Improving data interpretability with new differential sample variance gene set tests

Abstract

Background Gene set analysis methods have played a major role in generating biological interpretations from omics data such as gene expression datasets. However, most methods focus on detecting homogenous pattern changes in mean expression and methods detecting pattern changes in variance remain poorly explored. While a few studies attempted to use gene-level variance analysis, such approach remains under-utilized. When comparing two phenotypes, gene sets with distinct changes in subgroups under one phenotype are overlooked by available methods although they reflect meaningful biological differences between two phenotypes.

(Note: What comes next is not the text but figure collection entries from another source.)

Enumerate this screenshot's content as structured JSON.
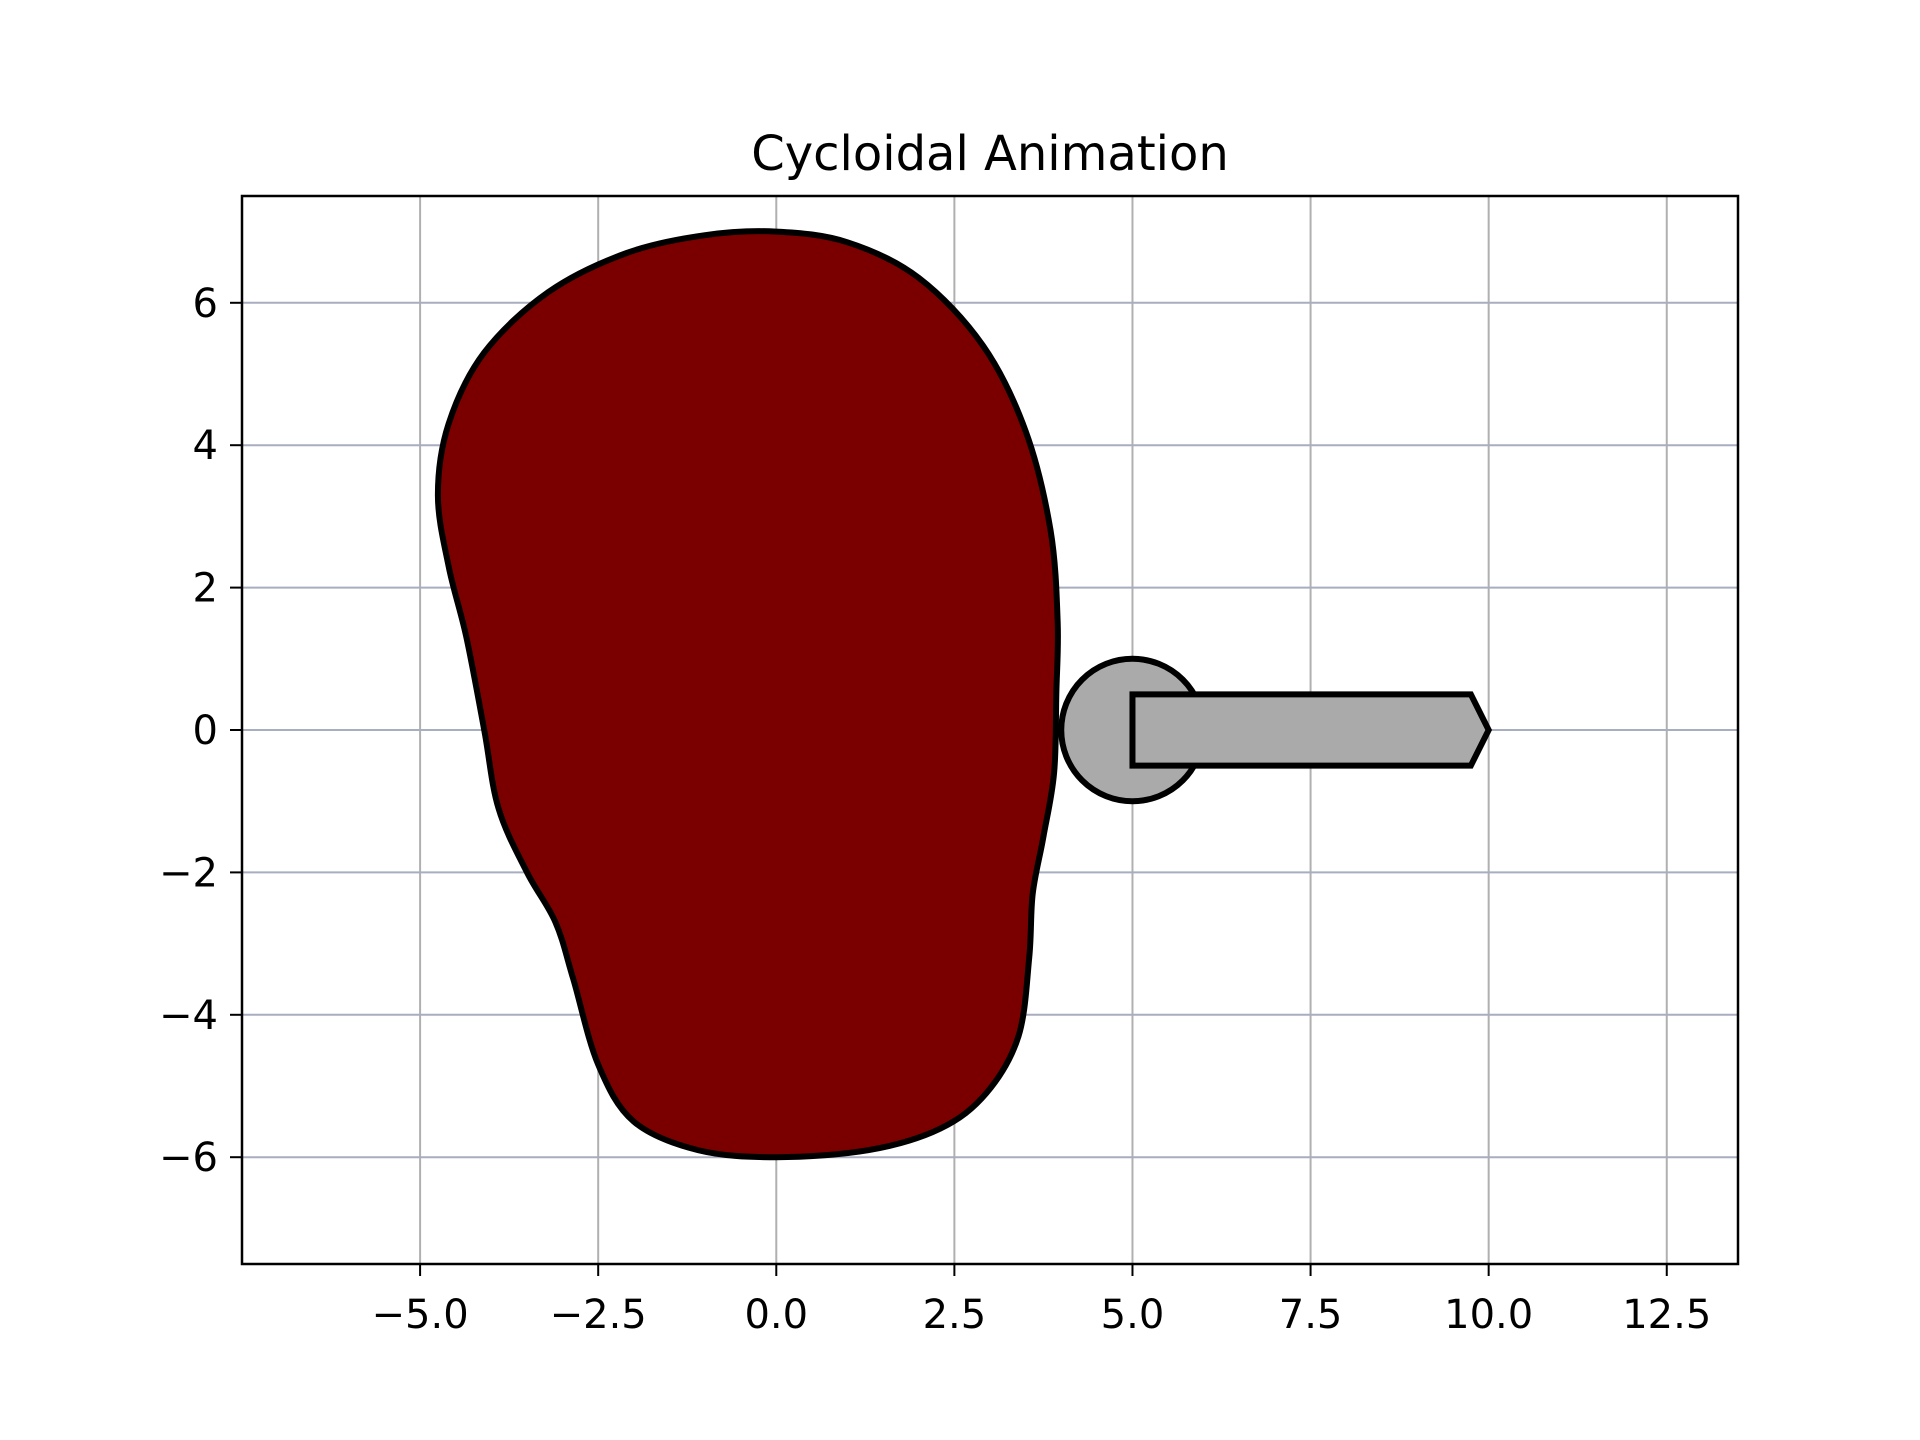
{
  "chart_data": {
    "type": "line",
    "title": "Cycloidal Animation",
    "xlabel": "",
    "ylabel": "",
    "xlim": [
      -7.5,
      13.5
    ],
    "ylim": [
      -7.5,
      7.5
    ],
    "grid": true,
    "x_ticks": [
      {
        "value": -5.0,
        "label": "−5.0"
      },
      {
        "value": -2.5,
        "label": "−2.5"
      },
      {
        "value": 0.0,
        "label": "0.0"
      },
      {
        "value": 2.5,
        "label": "2.5"
      },
      {
        "value": 5.0,
        "label": "5.0"
      },
      {
        "value": 7.5,
        "label": "7.5"
      },
      {
        "value": 10.0,
        "label": "10.0"
      },
      {
        "value": 12.5,
        "label": "12.5"
      }
    ],
    "y_ticks": [
      {
        "value": 6,
        "label": "6"
      },
      {
        "value": 4,
        "label": "4"
      },
      {
        "value": 2,
        "label": "2"
      },
      {
        "value": 0,
        "label": "0"
      },
      {
        "value": -2,
        "label": "−2"
      },
      {
        "value": -4,
        "label": "−4"
      },
      {
        "value": -6,
        "label": "−6"
      }
    ],
    "cam_profile": {
      "fill": "#7a0000",
      "edge": "#000000",
      "points": [
        [
          0,
          7.0
        ],
        [
          1,
          6.85
        ],
        [
          2,
          6.35
        ],
        [
          2.9,
          5.4
        ],
        [
          3.5,
          4.2
        ],
        [
          3.85,
          2.8
        ],
        [
          3.95,
          1.5
        ],
        [
          3.93,
          0.5
        ],
        [
          3.9,
          -0.6
        ],
        [
          3.75,
          -1.5
        ],
        [
          3.6,
          -2.3
        ],
        [
          3.55,
          -3.2
        ],
        [
          3.4,
          -4.3
        ],
        [
          2.95,
          -5.1
        ],
        [
          2.3,
          -5.6
        ],
        [
          1.3,
          -5.9
        ],
        [
          0,
          -6.0
        ],
        [
          -1.1,
          -5.9
        ],
        [
          -2.0,
          -5.5
        ],
        [
          -2.5,
          -4.7
        ],
        [
          -2.85,
          -3.5
        ],
        [
          -3.1,
          -2.7
        ],
        [
          -3.5,
          -2.0
        ],
        [
          -3.9,
          -1.1
        ],
        [
          -4.1,
          0.0
        ],
        [
          -4.35,
          1.3
        ],
        [
          -4.6,
          2.3
        ],
        [
          -4.75,
          3.3
        ],
        [
          -4.6,
          4.3
        ],
        [
          -4.1,
          5.3
        ],
        [
          -3.2,
          6.15
        ],
        [
          -2.1,
          6.7
        ],
        [
          -1.0,
          6.95
        ]
      ]
    },
    "follower_roller": {
      "center": [
        5.0,
        0.0
      ],
      "radius": 1.0,
      "fill": "#aaaaaa",
      "edge": "#000000"
    },
    "follower_rod": {
      "x_start": 5.0,
      "x_end": 10.0,
      "half_width": 0.5,
      "tip_length": 0.25,
      "fill": "#aaaaaa",
      "edge": "#000000"
    }
  }
}
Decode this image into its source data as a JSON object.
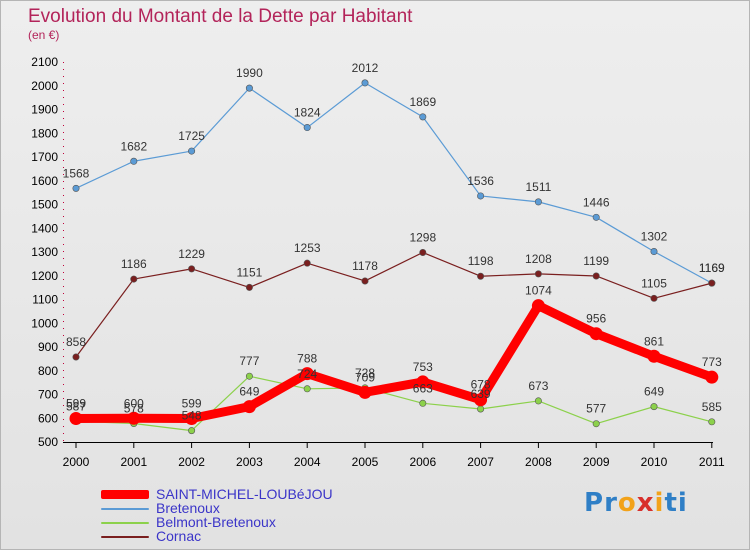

Multivariate sample-level variance analysis methods are needed to detect such pattern changes. Results We use ranking schemes based on minimum spanning tree to generalize the Cramer-Von Mises and Anderson-Darling univariate statistics into multivariate gene set analysis methods to detect differential sample variance or mean. We characterize these methods in addition to two methods developed earlier using simulation results with different parameters. We apply the developed methods to microarray gene expression dataset of prednisolone-resistant and prednisolone-sensitive children diagnosed with B-lineage acute lymphoblastic leukemia and bulk RNA-sequencing gene expression dataset of benign hyperplastic polyps and potentially malignant sessile serrated adenoma/polyps. One or both of the two compared phenotypes in each of these datasets have distinct molecular subtypes that contribute to heterogeneous differences. Our results show that methods designed to detect differential sample variance are able to detect specific hallmark signaling pathways associated with the two compared phenotypes as documented in available literature. Conclusions The results in this study demonstrate the usefulness of methods designed to detect differential sample variance in providing biological interpretations when biologically relevant but heterogeneous changes between two phenotypes are prevalent in specific signaling pathways. Software implementation of the developed methods is available with detailed documentation from Bioconductor package GSAR. The available methods are applicable to gene expression datasets in a normalized matrix form and could be used with other omics datasets in a normalized matrix form with available collection of feature sets.